Le Mont-Blanc

Au pied des Périades, le glacier, comme on peut le voir du Montanvert, se divise en deux branches, dont l'une remonte vers l'est et prend le nom de glacier de Léchaud, et l'autre se dirige derrière les aiguilles de Chamonix vers le mont Blanc du Tacul, et s'appelle le glacier du Géant. Une troisième branche, nommée le glacier du Talifre, s'étale sur les pentes de l'aiguille Verte.

C'est au milieu du Talilre que s'épanouit cette oasis des glaciers qu'on désigne sous le nom de Jardin, espèce de corbeille des fleurs alpestres, qui trouvent là une pincée de terre végétale, un rayon de soleil et une ceinture de pierres les isolant des glaces environnantes ; mais monter jusqu'au Jardin est une excursion assez longue, fatigante et même dangereuse, qui nécessite de coucher au chalet du Montanvert. Nous nous contentâmes de descendre au bord de la Mer de glace dont la moraine, composée de cailloux, de pierres et de blocs de toute forme et de toute grosseur rejetés comme les varechs et les galets sur la plage de l'Océan, rend les approches assez difficiles. Le glacier a baissé depuis quelques années de plusieurs mètres, comme le prouvent l'étiage dessiné sur le flanc des rochers et la moraine qui reste comme suspendue en l'air.

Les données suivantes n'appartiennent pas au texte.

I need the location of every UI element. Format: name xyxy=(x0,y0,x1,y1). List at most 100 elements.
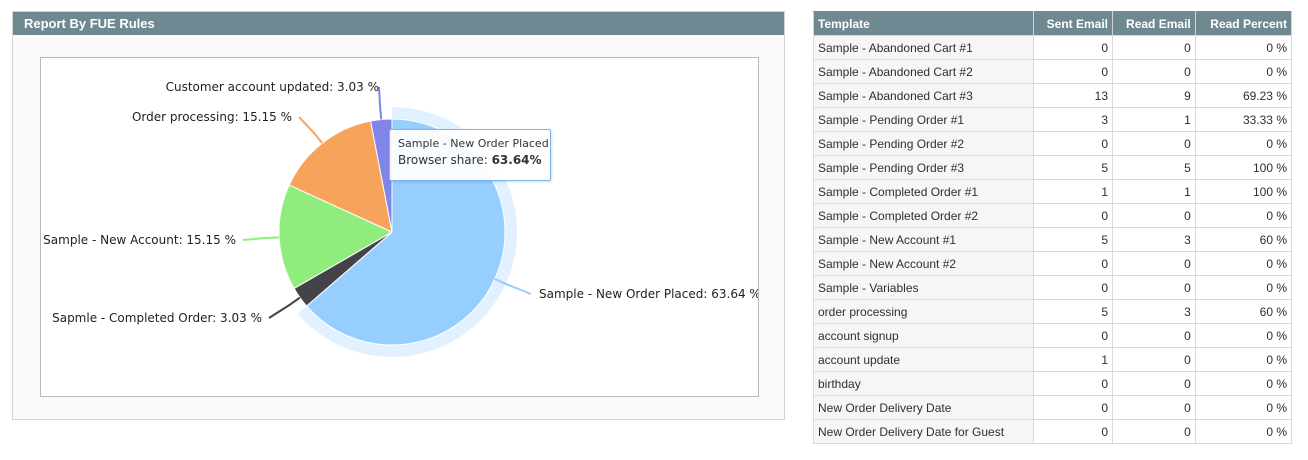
cell-read-percent: 33.33 % xyxy=(1194,107,1293,132)
cell-read-email: 0 xyxy=(1112,203,1196,228)
table-row: Sample - New Account #1 5 3 60 % xyxy=(813,227,1293,252)
cell-template: Sample - Variables xyxy=(813,275,1034,300)
cell-read-percent: 69.23 % xyxy=(1194,83,1293,108)
table-row: Sample - Pending Order #1 3 1 33.33 % xyxy=(813,107,1293,132)
pie-data-label: Customer account updated: 3.03 % xyxy=(166,80,379,94)
column-header-template[interactable]: Template xyxy=(813,11,1034,36)
cell-read-percent: 0 % xyxy=(1194,35,1293,60)
pie-label-connector xyxy=(298,116,323,144)
cell-read-percent: 60 % xyxy=(1194,227,1293,252)
cell-read-percent: 0 % xyxy=(1194,419,1293,444)
cell-read-percent: 0 % xyxy=(1194,371,1293,396)
pie-label-connector xyxy=(242,236,280,241)
cell-template: account update xyxy=(813,347,1034,372)
table-row: birthday 0 0 0 % xyxy=(813,371,1293,396)
cell-template: Sample - Completed Order #1 xyxy=(813,179,1034,204)
cell-read-email: 1 xyxy=(1112,107,1196,132)
cell-sent-email: 0 xyxy=(1033,275,1113,300)
cell-sent-email: 5 xyxy=(1033,227,1113,252)
cell-template: Sample - Abandoned Cart #2 xyxy=(813,59,1034,84)
report-panel-title: Report By FUE Rules xyxy=(13,12,784,35)
cell-read-percent: 0 % xyxy=(1194,59,1293,84)
cell-read-percent: 100 % xyxy=(1194,179,1293,204)
cell-sent-email: 1 xyxy=(1033,347,1113,372)
table-row: account signup 0 0 0 % xyxy=(813,323,1293,348)
cell-read-percent: 60 % xyxy=(1194,299,1293,324)
chart-tooltip: Sample - New Order Placed Browser share:… xyxy=(389,129,551,181)
cell-sent-email: 0 xyxy=(1033,203,1113,228)
cell-read-email: 3 xyxy=(1112,227,1196,252)
cell-template: account signup xyxy=(813,323,1034,348)
cell-template: Sample - New Account #1 xyxy=(813,227,1034,252)
cell-sent-email: 0 xyxy=(1033,35,1113,60)
cell-template: birthday xyxy=(813,371,1034,396)
cell-read-percent: 100 % xyxy=(1194,155,1293,180)
cell-read-percent: 0 % xyxy=(1194,395,1293,420)
report-panel: Report By FUE Rules Sample - New Order P… xyxy=(12,11,785,420)
tooltip-value-row: Browser share: 63.64% xyxy=(398,152,542,169)
cell-sent-email: 0 xyxy=(1033,251,1113,276)
cell-read-percent: 0 % xyxy=(1194,251,1293,276)
cell-sent-email: 13 xyxy=(1033,83,1113,108)
cell-template: New Order Delivery Date xyxy=(813,395,1034,420)
cell-read-email: 1 xyxy=(1112,179,1196,204)
column-header-read-percent[interactable]: Read Percent xyxy=(1194,11,1293,36)
table-row: Sample - Pending Order #2 0 0 0 % xyxy=(813,131,1293,156)
table-row: Sample - Variables 0 0 0 % xyxy=(813,275,1293,300)
tooltip-series-name: Sample - New Order Placed xyxy=(398,137,549,150)
cell-read-percent: 0 % xyxy=(1194,203,1293,228)
cell-read-percent: 0 % xyxy=(1194,323,1293,348)
cell-read-email: 0 xyxy=(1112,371,1196,396)
table-row: Sample - Abandoned Cart #1 0 0 0 % xyxy=(813,35,1293,60)
cell-template: New Order Delivery Date for Guest xyxy=(813,419,1034,444)
cell-read-percent: 0 % xyxy=(1194,131,1293,156)
tooltip-value: 63.64% xyxy=(491,153,542,167)
cell-read-email: 0 xyxy=(1112,251,1196,276)
column-header-sent-email[interactable]: Sent Email xyxy=(1033,11,1113,36)
table-row: New Order Delivery Date for Guest 0 0 0 % xyxy=(813,419,1293,444)
table-header-row: Template Sent Email Read Email Read Perc… xyxy=(813,11,1293,36)
cell-read-email: 0 xyxy=(1112,35,1196,60)
cell-read-email: 0 xyxy=(1112,323,1196,348)
cell-template: Sample - Pending Order #1 xyxy=(813,107,1034,132)
cell-read-email: 0 xyxy=(1112,59,1196,84)
table-body: Sample - Abandoned Cart #1 0 0 0 % Sample - … xyxy=(813,35,1293,444)
table-row: Sample - Completed Order #2 0 0 0 % xyxy=(813,203,1293,228)
cell-read-email: 9 xyxy=(1112,83,1196,108)
pie-label-connector xyxy=(268,296,301,319)
cell-sent-email: 1 xyxy=(1033,179,1113,204)
cell-template: order processing xyxy=(813,299,1034,324)
table-row: Sample - Pending Order #3 5 5 100 % xyxy=(813,155,1293,180)
cell-template: Sample - New Account #2 xyxy=(813,251,1034,276)
cell-template: Sample - Abandoned Cart #1 xyxy=(813,35,1034,60)
cell-sent-email: 0 xyxy=(1033,59,1113,84)
cell-read-email: 0 xyxy=(1112,275,1196,300)
cell-template: Sample - Completed Order #2 xyxy=(813,203,1034,228)
pie-data-label: Sample - New Order Placed: 63.64 % xyxy=(539,287,758,301)
table-row: order processing 5 3 60 % xyxy=(813,299,1293,324)
cell-sent-email: 5 xyxy=(1033,155,1113,180)
column-header-read-email[interactable]: Read Email xyxy=(1112,11,1196,36)
cell-template: Sample - Abandoned Cart #3 xyxy=(813,83,1034,108)
pie-chart: Sample - New Order Placed: 63.64 % Sapmle… xyxy=(40,57,759,397)
cell-sent-email: 0 xyxy=(1033,419,1113,444)
cell-template: Sample - Pending Order #3 xyxy=(813,155,1034,180)
email-stats-table: Template Sent Email Read Email Read Perc… xyxy=(813,11,1293,444)
cell-read-email: 0 xyxy=(1112,419,1196,444)
pie-data-label: Sample - New Account: 15.15 % xyxy=(43,233,236,247)
cell-sent-email: 0 xyxy=(1033,323,1113,348)
cell-read-email: 3 xyxy=(1112,299,1196,324)
table-row: account update 1 0 0 % xyxy=(813,347,1293,372)
cell-read-percent: 0 % xyxy=(1194,347,1293,372)
table-row: New Order Delivery Date 0 0 0 % xyxy=(813,395,1293,420)
cell-sent-email: 0 xyxy=(1033,131,1113,156)
pie-data-label: Sapmle - Completed Order: 3.03 % xyxy=(52,311,262,325)
cell-sent-email: 5 xyxy=(1033,299,1113,324)
tooltip-label: Browser share: xyxy=(398,153,492,167)
cell-read-percent: 0 % xyxy=(1194,275,1293,300)
pie-chart-svg: Sample - New Order Placed: 63.64 % Sapmle… xyxy=(43,80,758,357)
cell-sent-email: 0 xyxy=(1033,395,1113,420)
table-row: Sample - New Account #2 0 0 0 % xyxy=(813,251,1293,276)
pie-label-connector xyxy=(378,86,383,120)
cell-template: Sample - Pending Order #2 xyxy=(813,131,1034,156)
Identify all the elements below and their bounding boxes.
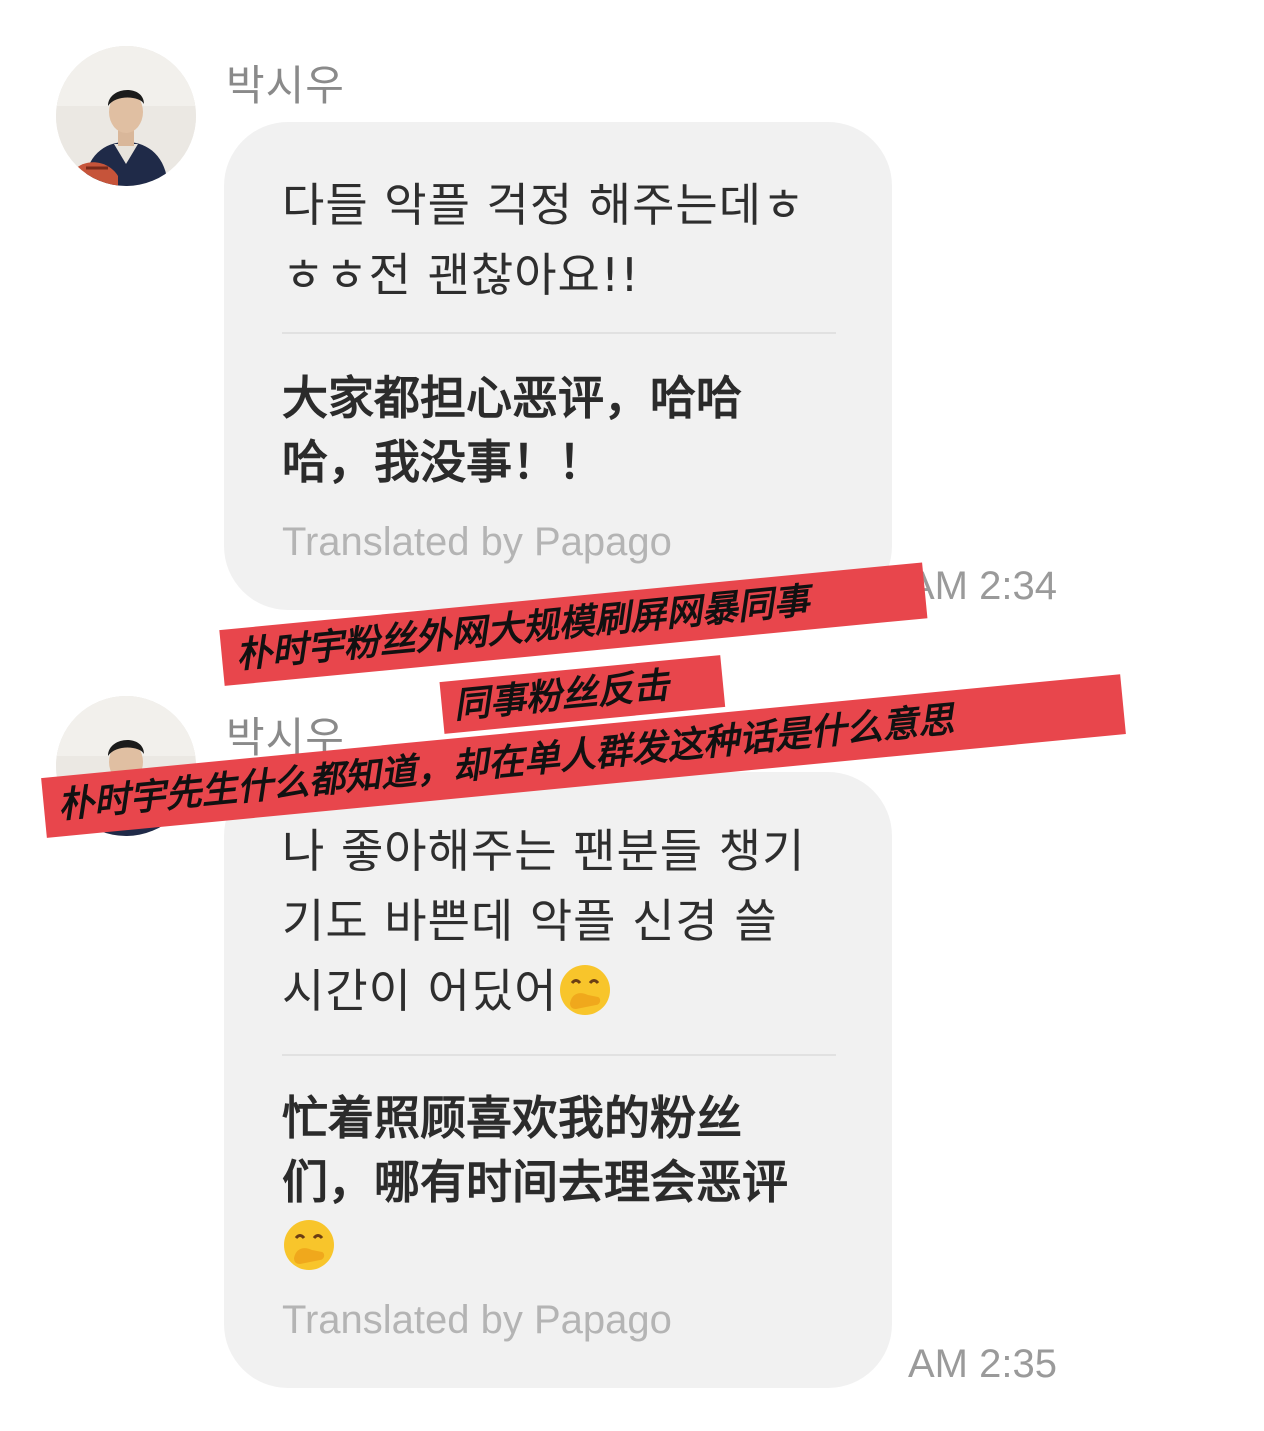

La troupe, chaussée de ses brodequins à clous, s'appuyant sur ses bâtons ferrés, précédée de ses guides, s'avança jusqu'au milieu à peu près du glacier, regardant avec curiosité au fond des crevasses, écoutant le murmure des eaux intérieures et cherchant à entendre cette musique du glacier dont parle l'ascensionniste anglais John Bail. Elle aurait pu traverser la Mer de glace entièrement, gagner sur l'autre rive le pâturage du Plan-de-l'Aiguille et revenir à Chamonix par le Chapeau ; mais elle ne franchit pas la veine blanche, la veine noire étant beaucoup plus tourmentée et revint au rivage où le dîner l'attendait.